Meg 2: The Trench brings the bigger and scarier sharks on screen worldwide following its theatrical release on August 2, 2023.

A big prehistoric shark blockbuster ends with these four words you wouldn't anticipate hearing: "A Ben Wheatley Film." And yet, Meg 2: The Trench is just that - a studio-land sensation from Down Terrace and Happy New Year filmmaker Colin Burstead.

It shouldn't come as a complete shock because he has long been a genre pioneer. He has also occasionally dabbled in more mainstream material.

Don't anticipate underwater kitchen sinkery or hallucinatory horror as Wheatley switches from In The Earth to in the sea; instead, he is savoring working with a major studio and, well, an actual budget, and he clearly intends to deliver the head, the tail, and the whole damn thing to a splashy summer crowd.

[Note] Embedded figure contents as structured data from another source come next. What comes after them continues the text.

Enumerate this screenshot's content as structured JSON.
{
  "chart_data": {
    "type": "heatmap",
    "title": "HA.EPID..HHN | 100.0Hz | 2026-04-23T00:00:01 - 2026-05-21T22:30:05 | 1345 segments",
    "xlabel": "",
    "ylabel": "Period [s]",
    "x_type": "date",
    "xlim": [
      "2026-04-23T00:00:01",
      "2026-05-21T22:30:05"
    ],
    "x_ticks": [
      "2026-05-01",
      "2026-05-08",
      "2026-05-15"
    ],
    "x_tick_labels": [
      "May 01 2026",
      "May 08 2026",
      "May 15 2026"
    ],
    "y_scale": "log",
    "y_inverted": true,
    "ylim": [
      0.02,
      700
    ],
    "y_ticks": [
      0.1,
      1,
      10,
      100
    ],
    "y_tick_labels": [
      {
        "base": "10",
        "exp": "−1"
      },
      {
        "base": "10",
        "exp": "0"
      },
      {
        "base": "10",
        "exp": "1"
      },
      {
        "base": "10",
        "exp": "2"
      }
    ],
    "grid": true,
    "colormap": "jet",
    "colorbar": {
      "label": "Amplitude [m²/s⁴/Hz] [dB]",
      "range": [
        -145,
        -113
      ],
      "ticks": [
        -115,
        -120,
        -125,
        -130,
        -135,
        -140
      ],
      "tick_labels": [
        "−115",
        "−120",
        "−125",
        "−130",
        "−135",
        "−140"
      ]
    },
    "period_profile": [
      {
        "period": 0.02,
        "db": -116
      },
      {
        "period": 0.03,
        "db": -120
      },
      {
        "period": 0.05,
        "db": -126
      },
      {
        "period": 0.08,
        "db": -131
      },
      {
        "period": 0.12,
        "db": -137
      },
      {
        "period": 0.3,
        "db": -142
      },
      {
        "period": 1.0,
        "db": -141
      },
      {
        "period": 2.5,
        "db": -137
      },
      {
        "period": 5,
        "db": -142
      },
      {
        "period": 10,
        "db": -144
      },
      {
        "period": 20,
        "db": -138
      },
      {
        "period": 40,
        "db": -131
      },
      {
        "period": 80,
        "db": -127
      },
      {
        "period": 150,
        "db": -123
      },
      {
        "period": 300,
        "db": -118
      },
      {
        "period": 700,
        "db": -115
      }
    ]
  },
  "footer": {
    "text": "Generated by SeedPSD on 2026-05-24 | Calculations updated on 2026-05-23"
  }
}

He largely succeeds on that front. The marketing for The Meg from 2018 seems to be more in on the joke than the actual film as it's Jason Statham vs. a prehistoric shark"), but The Trench is more obviously humorous.

It gives Statham greater leeway to wink at the viewer by having him argue with parrots, use gravel-coated remarks such as "It's a Meg, you're a snack", and lean into cool-guy kiss-off lines as Jonas Taylor, the character he played in Fast and Furious 6.

The plot is pulpier as well, with Jonas and his crew being left in The Trench, where the Megs originated, while some beasties escape to ruin beachgoers' fun on 'Fun Island.' However, Cliff Curtis and Page Kennedy, who are back, have fun. It is, to use the words of Kennedy's engineer DJ, "some dumb-ass shit" – albeit consciously so.

It could be faster, though. Before delving into the depths, there are awkward scenes to establish Chinese megastar Wu Jing as a co-lead and the uncle of Sophia Cai's returning child, Meiying.

Additionally, there is stilted, politically-motivated exposition to wade through. After arriving, the Trench itself is unimpressive, with atmospheric moodiness (the ocean floor bathed in hellish red light) occasionally evaporating into murky incoherence.

A shot from inside a Meg's mouth as it chomps victims in bulk is a highlight. Back on the surface, Wheatley prepares for a ridiculously hilarious ending that revels in unleashing toothy chaos. He gets the essentials right with effectively crunching action and well-timed jump scares.

His Meg 2 gets that this kind of movie should start with a Meg vs. T-Rex fight and end with Jason Statham riding a jet ski while brandishing a spear like a katana. Colin Burstead, it's your turn. Ben Wheatley's Meg sequel (cherish those words) overcomes a soggy narrative with joyful pulpiness, giving good summer fin, despite factors that threaten to drag it down into the depths.